Friday, August 23, 2019

Fake News/rev XX


Fake news is everywhere. From Fox News to CNN, spin is part of the vocabulary of the news channels to 1, sell ads to the specific viewer demographic in question and 2, to shape public opinion as the real owners, so eloquently articulated by the late great George Carlin, don't want critical thinkers capable of understanding just what the hell is going on in a world spinning increasingly out of control. With that being said, more fake news is being generated by AI because 1, it's CHEAPER and 2, AI is getting better at it.

AI vs AI

AI can be used to spread fake news, write fake reviews and to create a pretend mob of social media users aimed at bombarding comments sections with specific agendas.

However, according to MIT researchers, it can now also be used to spot fake artificially-generated text — apparently, it takes one to know one.

But there's hope.

Though the technology for misinformation is advancing at a worryingly fast pace, the same broad toolset can thankfully be used to catch this type of misinformation. Fake news, deepfakes and twitter bots might have their days numbered by the very technology that helped create them.

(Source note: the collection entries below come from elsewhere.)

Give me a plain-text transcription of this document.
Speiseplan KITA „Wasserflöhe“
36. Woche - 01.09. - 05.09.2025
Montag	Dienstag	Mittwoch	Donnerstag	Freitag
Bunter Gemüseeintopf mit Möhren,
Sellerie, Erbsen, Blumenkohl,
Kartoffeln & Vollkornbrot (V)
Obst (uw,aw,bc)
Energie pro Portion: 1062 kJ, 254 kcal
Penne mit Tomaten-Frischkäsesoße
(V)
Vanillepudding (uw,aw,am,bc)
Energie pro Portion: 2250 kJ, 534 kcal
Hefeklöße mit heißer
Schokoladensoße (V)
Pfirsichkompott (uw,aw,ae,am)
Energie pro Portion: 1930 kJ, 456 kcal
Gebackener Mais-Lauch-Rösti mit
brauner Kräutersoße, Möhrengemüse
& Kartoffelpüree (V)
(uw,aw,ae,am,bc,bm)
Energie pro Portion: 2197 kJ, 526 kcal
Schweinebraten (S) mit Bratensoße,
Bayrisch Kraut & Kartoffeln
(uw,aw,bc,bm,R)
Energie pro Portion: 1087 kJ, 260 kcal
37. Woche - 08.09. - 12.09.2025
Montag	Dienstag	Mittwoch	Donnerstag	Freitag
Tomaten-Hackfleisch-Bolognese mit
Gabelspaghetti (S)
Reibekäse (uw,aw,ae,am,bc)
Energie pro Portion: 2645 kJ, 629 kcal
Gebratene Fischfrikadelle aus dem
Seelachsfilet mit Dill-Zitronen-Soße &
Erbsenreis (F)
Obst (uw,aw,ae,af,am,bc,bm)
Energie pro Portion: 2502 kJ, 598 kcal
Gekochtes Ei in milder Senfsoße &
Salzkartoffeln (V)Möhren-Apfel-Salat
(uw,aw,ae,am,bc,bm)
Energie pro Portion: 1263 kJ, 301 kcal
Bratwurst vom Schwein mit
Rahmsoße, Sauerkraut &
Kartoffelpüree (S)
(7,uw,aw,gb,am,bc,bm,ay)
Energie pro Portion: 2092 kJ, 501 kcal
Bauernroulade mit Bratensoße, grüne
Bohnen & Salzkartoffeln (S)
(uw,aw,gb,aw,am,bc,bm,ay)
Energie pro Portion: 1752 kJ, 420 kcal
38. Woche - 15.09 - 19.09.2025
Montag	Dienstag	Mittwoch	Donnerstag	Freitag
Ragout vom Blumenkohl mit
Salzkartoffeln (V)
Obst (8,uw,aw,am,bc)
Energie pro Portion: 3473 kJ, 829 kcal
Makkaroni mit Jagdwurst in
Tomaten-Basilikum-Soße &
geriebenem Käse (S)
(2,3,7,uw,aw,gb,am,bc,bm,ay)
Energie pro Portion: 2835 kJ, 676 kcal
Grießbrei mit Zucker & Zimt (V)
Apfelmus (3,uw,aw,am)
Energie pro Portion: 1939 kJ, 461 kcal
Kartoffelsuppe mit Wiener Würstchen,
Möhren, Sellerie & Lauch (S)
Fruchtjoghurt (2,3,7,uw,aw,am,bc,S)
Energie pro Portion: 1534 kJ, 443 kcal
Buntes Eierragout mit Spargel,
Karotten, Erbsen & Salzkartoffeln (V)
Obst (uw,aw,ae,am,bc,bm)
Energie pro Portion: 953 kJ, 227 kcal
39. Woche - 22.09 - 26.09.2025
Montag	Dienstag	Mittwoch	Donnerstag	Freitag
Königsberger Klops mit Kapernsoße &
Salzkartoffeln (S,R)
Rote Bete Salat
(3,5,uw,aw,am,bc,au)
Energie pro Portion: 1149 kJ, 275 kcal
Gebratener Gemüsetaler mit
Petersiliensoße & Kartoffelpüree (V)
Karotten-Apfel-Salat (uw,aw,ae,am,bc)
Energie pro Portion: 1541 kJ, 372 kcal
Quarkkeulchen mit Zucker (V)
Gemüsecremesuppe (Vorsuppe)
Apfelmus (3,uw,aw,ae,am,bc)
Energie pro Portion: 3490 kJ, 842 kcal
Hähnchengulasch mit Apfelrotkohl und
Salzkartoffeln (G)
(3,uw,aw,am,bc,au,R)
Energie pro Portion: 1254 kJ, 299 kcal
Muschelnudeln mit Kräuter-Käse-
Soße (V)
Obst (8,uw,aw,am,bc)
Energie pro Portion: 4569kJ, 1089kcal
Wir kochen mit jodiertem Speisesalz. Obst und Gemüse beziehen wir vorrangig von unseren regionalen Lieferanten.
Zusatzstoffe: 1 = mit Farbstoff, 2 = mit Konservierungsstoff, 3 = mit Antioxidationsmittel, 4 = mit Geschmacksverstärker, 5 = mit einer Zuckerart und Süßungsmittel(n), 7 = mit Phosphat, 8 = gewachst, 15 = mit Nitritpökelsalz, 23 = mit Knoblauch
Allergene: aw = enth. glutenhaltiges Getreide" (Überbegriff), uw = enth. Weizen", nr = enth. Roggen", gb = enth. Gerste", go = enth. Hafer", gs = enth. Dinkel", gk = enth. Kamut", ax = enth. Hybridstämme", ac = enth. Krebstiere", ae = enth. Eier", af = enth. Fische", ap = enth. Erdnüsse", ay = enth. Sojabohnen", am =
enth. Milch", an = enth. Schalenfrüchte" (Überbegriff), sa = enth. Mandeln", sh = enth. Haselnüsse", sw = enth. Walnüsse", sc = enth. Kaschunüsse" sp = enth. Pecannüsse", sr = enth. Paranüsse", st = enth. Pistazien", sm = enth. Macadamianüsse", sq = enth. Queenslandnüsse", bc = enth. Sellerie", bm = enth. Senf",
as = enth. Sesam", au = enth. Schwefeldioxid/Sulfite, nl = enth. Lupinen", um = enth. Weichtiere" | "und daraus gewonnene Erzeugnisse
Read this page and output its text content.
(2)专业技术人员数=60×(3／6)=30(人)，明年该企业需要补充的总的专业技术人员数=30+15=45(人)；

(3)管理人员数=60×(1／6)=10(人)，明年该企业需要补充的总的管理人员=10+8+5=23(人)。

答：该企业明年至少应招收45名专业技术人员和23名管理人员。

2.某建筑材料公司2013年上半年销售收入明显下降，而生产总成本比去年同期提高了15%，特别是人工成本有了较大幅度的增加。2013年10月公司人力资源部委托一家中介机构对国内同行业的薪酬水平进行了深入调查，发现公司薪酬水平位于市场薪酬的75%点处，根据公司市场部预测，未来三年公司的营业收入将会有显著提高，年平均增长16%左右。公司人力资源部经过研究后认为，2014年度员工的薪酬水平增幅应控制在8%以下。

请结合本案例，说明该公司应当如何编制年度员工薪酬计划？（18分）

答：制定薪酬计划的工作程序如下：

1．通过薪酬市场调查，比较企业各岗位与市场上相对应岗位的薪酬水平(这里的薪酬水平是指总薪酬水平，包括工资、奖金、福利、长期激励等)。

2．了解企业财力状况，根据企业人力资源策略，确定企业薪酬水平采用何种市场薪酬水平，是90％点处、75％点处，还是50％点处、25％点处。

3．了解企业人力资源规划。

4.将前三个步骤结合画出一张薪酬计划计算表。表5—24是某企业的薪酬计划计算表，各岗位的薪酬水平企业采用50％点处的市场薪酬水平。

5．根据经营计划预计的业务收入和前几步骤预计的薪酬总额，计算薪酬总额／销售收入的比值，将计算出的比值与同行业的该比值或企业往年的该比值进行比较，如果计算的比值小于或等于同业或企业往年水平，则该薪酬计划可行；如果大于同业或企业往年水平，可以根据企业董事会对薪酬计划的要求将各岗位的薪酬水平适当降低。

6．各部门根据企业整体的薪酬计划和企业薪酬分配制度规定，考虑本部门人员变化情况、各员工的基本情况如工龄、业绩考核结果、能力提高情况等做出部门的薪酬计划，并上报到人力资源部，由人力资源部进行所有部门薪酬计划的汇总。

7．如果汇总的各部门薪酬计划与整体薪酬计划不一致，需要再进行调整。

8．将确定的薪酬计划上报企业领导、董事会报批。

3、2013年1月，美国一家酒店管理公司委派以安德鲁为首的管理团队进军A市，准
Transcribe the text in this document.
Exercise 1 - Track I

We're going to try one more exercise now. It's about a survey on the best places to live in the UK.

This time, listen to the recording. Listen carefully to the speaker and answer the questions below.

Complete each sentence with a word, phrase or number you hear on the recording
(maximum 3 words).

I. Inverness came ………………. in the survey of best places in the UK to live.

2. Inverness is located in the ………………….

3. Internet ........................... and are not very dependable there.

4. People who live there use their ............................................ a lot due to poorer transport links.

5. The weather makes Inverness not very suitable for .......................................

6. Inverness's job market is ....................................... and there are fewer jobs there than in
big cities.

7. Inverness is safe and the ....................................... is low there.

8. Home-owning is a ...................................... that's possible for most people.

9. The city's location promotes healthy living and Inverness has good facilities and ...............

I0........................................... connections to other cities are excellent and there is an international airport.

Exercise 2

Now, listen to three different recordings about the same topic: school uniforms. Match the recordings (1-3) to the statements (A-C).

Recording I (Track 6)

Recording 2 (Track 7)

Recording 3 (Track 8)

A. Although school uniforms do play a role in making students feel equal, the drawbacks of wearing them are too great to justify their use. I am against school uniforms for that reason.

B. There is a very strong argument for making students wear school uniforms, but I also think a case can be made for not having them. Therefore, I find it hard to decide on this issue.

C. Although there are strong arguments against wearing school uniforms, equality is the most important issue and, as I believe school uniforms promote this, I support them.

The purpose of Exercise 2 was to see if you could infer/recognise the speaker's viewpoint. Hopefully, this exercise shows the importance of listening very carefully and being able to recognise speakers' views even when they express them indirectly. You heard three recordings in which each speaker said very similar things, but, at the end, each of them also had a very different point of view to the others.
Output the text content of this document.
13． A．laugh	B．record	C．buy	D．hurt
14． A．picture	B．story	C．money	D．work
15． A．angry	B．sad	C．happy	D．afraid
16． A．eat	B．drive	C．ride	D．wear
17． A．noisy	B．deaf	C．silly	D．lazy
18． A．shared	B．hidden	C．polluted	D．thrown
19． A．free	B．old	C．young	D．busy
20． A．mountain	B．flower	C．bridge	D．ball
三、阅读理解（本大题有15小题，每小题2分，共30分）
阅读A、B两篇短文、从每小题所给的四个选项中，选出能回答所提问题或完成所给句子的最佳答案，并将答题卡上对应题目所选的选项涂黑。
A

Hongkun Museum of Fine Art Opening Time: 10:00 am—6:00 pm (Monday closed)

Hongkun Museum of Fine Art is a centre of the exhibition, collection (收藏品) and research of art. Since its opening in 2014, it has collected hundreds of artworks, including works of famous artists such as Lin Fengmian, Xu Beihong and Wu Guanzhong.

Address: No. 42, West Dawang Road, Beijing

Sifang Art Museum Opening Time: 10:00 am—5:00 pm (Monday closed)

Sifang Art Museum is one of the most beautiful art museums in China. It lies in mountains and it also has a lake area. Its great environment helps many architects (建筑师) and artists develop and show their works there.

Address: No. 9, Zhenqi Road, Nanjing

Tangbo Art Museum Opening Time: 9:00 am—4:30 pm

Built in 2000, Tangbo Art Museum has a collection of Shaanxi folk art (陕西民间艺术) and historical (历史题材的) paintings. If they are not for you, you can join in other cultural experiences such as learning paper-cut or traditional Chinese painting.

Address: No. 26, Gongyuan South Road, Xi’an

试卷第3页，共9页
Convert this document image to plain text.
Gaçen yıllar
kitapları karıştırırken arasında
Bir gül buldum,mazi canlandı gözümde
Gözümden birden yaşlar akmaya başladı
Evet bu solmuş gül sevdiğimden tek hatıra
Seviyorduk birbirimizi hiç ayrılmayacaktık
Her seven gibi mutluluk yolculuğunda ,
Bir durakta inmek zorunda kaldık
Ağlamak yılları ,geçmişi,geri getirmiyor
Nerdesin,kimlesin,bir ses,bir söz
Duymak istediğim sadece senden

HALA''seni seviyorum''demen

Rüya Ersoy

Harvard University and MIT-IBM Watson AI Lab researchers recently developed a new tool that spots text that has been generated by AI.

The tool called the Giant Language Model Test Room (GLTR), takes advantage of the fact that AI text generators use fairly predictable statistical patterns in text.

While these patterns might not be easy to spot for your average reader, it seems that an algorithm can do a pretty good job at it. The AI tool, essentially, can tell if the text is too predictable to have been written by a human.

Factoid:  6 corporations own 90% of all US media.